Specializing primarily on childrenswear since their inception back in 2018 Fleur De Lis Textiles quickly rose to prominence due to its unique take on creating durable but comfortable clothes made using modern techniques like digital printing while maintaining traditional craftsmanship methods when it comes to sewing garments together which results into beautiful end products that are highly sought after not just within Lesotho but abroad too!

KPA Clothing

One of the oldest players around when it comes down to textile production KPA Clothing was started way back 1996 by three brothers who wanted to bring something new into this industry namely producing affordable yet stylish apparel items meant for everyday use at unbeatable prices without sacrificing quality standards which led them onto becoming one of biggest suppliers across Southern African region today!

Quigley & Co.

Founded just last year Quigley & Co is probably one latest additions into list however they already managed make name themselves thanks innovative approach designing custom tailored outfits spanning multiple genres such workwear activewear even bridal couture featuring intricate detailing exquisite fabrics at same time offering customers option personalize their pieces according individual preferences budget constraints!

Hela Clothing

Hela Clothing is one of Lesotho’s leading apparel producers, with five factories across the country producing garments for numerous global brands such as Nike and Puma. Founded back in 2006 by two local entrepreneurs – Tšepang Mohapi & Lelisa Moleleki – Hela now employs over 1 500 workers throughout their facilities and produces millions of pieces annually.

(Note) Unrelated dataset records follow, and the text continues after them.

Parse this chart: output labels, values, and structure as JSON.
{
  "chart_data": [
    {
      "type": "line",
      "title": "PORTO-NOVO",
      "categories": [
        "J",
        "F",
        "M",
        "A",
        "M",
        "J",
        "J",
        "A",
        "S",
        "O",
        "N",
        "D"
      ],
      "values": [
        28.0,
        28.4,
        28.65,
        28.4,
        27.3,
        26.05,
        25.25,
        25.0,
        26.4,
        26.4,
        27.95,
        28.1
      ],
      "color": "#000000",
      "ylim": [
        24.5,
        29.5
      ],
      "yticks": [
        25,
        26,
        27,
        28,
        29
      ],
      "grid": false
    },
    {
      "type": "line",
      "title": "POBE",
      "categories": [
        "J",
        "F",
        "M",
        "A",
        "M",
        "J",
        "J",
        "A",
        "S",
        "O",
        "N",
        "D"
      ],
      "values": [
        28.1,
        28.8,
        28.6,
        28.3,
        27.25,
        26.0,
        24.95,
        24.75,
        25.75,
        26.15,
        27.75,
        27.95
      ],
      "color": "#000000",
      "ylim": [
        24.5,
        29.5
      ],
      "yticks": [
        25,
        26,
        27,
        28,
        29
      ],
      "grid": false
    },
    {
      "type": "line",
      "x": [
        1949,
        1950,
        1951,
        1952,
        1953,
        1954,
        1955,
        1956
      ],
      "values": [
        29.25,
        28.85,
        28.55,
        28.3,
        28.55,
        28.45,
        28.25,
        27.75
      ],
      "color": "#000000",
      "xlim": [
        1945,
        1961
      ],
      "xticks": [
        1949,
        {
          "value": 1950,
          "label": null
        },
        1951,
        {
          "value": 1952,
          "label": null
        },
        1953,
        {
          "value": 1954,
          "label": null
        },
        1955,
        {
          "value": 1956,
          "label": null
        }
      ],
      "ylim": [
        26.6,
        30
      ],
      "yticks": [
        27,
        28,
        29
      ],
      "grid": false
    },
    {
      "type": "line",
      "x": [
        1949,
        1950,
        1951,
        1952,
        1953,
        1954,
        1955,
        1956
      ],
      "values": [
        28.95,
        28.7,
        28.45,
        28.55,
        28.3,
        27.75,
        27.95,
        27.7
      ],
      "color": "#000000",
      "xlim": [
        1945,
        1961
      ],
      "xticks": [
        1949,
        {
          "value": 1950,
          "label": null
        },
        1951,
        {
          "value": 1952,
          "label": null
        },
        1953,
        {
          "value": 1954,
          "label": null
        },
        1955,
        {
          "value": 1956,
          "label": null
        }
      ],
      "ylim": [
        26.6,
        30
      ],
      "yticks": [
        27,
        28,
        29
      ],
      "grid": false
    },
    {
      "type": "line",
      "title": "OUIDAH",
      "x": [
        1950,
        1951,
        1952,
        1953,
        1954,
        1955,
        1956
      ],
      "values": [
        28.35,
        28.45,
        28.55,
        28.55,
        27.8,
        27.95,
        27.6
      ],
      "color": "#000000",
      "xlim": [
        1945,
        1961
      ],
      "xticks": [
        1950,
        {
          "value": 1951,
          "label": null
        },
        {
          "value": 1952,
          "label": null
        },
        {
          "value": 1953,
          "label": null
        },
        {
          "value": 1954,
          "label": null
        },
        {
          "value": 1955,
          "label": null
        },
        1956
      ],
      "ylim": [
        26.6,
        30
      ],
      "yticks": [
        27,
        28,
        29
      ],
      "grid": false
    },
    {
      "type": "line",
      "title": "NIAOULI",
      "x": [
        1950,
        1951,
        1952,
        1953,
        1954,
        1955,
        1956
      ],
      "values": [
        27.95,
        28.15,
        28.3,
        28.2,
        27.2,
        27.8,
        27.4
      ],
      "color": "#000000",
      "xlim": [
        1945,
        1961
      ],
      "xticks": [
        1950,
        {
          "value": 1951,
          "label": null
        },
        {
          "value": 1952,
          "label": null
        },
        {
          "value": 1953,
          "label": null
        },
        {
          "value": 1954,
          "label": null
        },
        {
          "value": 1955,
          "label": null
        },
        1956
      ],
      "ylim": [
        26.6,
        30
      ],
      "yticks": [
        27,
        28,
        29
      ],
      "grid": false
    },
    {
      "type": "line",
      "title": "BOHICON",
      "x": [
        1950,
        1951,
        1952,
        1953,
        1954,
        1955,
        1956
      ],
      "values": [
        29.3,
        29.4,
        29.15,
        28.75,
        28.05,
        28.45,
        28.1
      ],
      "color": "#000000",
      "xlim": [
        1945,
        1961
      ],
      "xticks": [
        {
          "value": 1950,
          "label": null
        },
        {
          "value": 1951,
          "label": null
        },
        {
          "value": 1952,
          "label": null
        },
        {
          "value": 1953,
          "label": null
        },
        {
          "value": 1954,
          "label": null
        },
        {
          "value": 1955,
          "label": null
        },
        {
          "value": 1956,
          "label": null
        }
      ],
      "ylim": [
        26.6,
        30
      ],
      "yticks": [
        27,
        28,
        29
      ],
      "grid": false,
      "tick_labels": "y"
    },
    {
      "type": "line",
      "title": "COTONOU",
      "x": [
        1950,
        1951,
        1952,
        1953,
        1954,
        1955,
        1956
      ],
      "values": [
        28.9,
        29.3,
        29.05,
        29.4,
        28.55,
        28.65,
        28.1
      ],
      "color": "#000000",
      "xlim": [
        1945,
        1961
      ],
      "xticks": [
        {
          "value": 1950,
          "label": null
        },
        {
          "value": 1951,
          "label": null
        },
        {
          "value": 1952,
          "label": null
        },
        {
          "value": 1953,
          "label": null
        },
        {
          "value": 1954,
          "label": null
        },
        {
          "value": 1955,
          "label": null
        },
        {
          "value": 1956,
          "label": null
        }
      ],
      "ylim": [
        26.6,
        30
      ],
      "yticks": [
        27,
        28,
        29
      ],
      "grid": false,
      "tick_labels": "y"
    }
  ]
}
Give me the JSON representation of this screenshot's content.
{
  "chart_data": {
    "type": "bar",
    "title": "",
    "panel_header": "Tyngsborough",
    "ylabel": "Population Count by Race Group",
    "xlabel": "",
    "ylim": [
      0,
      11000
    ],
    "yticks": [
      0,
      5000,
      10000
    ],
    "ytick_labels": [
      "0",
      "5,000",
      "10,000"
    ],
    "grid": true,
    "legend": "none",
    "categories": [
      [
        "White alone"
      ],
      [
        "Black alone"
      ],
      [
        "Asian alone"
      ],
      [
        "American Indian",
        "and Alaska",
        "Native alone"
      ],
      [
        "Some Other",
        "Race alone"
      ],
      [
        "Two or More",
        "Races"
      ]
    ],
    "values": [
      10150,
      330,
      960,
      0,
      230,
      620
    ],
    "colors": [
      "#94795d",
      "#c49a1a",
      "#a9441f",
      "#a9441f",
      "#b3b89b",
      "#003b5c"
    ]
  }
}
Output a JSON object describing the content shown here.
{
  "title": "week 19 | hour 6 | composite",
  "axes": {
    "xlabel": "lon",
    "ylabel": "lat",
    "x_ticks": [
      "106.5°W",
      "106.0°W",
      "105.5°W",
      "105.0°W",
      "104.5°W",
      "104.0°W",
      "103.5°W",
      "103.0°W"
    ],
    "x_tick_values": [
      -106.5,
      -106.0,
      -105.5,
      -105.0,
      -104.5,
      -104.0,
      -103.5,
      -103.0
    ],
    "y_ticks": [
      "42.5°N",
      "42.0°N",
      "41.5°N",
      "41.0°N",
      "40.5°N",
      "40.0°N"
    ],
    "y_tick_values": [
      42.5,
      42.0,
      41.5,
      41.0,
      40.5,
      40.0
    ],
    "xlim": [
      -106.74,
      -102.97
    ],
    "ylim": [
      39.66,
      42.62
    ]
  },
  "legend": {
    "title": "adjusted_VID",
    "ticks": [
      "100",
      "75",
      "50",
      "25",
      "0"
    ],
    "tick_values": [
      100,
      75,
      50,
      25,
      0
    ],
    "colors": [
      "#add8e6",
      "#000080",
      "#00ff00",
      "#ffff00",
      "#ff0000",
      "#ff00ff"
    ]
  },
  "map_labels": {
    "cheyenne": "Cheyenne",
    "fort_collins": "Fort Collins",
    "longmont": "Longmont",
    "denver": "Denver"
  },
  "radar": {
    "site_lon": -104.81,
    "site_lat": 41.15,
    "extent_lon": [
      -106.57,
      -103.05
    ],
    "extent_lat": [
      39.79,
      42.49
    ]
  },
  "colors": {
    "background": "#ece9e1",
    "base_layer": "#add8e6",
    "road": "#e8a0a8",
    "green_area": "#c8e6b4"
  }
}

This company is owned by Croatian textile giant Tekstilpromet Group and operates three separate production units located near Maseru city center. It specializes primarily on denim jeans production but also offers cut & sew services to clients like Zara or H&M among others.

Sefate Textiles LTD

Established back in 2011 Sefate Textiles Ltd has quickly become one of Lesothos biggest exporters with six production lines dedicated to producing quality garments for international customers like Ralph Lauren or Calvin Klein etc… They have recently opened their own design studio focusing on developing new product ranges too!

Nalane Apparel Manufacturers (NAM)

This big player was founded way back 1994 and since then they have been able to expand into four different locations throughout Lesoto offering various services from dyeing/finishing through pattern cutting up until final packaging ready for shipment abroad! NAM counts names like Levi’s or Walmart amongst its list regular clients which speaks volumes about their commitment towards providing quality products as well as customer satisfaction levels within this highly competitive industry sector!

Henry Pham (Pham Quang Anh), CEO of DONY GarmentHenry Pham (Pham Quang Anh), CEO of DONY Garment

This year, we have found that many international buyers are seeking new suppliers based in nations outside of China and Thailand to purchase many goods and products, including uniforms, workwear, reusable cloth face mask, and protective clothing.

At DONY Garment, we are proud to welcome international customers, especially those based in the US, Canada, the Middle East, and the EU market to discover the professional production line at our factory in Vietnam.

We guarantee our products are of the highest quality, at an affordable cost, and easy to transport across the world.